Her dad used to bring her to Nina’s Nest all the time, making sure to take her picture next to the sign, watching as Nina grew taller than the letters that spelled her name. He used one for a publicity campaign when the hotel had been open for sixteen years. The tagline said: Sixteen Never Looked So Sweet!
“But I’m eighteen in that picture,” Nina had said, on a phone call home from college, after people had started sending her shots they’d taken of the billboards with Nina’s photograph on them. “It’s the hotel that turned sixteen. Why did I need to be in it?”
“Because you’re prettier than I am,” her father had joked, not picking up on her annoyance.

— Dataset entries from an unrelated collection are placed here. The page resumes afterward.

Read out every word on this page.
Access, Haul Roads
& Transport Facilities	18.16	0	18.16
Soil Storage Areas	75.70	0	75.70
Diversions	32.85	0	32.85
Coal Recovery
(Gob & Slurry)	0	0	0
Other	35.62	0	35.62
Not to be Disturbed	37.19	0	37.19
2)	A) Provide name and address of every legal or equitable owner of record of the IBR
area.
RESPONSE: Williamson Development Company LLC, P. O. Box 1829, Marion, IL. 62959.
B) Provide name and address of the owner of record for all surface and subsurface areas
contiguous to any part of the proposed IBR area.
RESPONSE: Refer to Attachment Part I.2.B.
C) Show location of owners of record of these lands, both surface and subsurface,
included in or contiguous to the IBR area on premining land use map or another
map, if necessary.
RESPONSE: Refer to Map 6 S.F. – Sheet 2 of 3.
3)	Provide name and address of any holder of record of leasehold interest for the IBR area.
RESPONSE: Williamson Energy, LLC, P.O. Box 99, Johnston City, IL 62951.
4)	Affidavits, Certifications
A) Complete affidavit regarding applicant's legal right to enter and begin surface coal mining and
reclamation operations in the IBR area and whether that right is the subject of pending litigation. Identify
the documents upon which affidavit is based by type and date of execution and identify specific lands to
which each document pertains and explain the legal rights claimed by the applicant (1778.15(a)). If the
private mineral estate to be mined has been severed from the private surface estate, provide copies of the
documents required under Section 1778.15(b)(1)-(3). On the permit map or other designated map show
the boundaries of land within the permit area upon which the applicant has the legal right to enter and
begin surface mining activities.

She wondered if he was the one who had chosen to include the picture of her ten-year-old self in the pamphlet. And if that was before or after the billboard incident. The surprises seemed endless.
* * *
• • •
“Nina,” TJ said as he walked across the lobby. “So glad to see you. I hadn’t realized you were coming by today.”
“Sorry I didn’t give you any warning,” she said, getting up and following him through the glass doors that he unlocked with a wave of his key card. “I’d said I’d start at the company after the fund-raiser had ended, and this afternoon seemed like a good time to start sorting things out.”
They’d reached the executive hallway. Nina looked to her left and saw the door to Caro’s office, but she wasn’t inside. They kept walking to the corner of the building, where TJ’s executive suite was, next to Nina’s father’s old office.
“You can head in there, if you’d like.” He nodded down the hallway toward her father’s door. “We haven’t touched it. We’ve been waiting for you.”
Nina walked the twenty feet alone. She had a distinct impression that everyone was staring at her—the people in the offices on the other side of the hallway and the people in the cubicles out front. She nodded at Melissa, her father’s former administrative assistant, and then walked into his office and closed the door.
She looked around. There was a picture of her and Tim on her father’s desk from the day Nina was born. Tim’s red hair was in corkscrew curls and he had a bundled Nina in his lap. The look of awe on his face was unmistakable. Nina’s heart clenched. She could make out Caro’s hand in the photo, reaching in to avert any potential disaster. No matter how hard Caro tried this time, disaster struck. Even with evening plans to see Rafael on her mind, Nina still felt the hole that Tim left behind.
She kept looking at the shelves. There was a picture from her business school graduation. The mosaic picture frame she’d made for her father the Christmas her mom died was there, too. The picture inside showed Nina and her dad sitting next to each other on the couch, their heads bent over a book of children’s crossword puzzles. Her mom had taken it one Sunday—up in the country, Nina now realized, recognizing the print of the couch. Not in 21-B.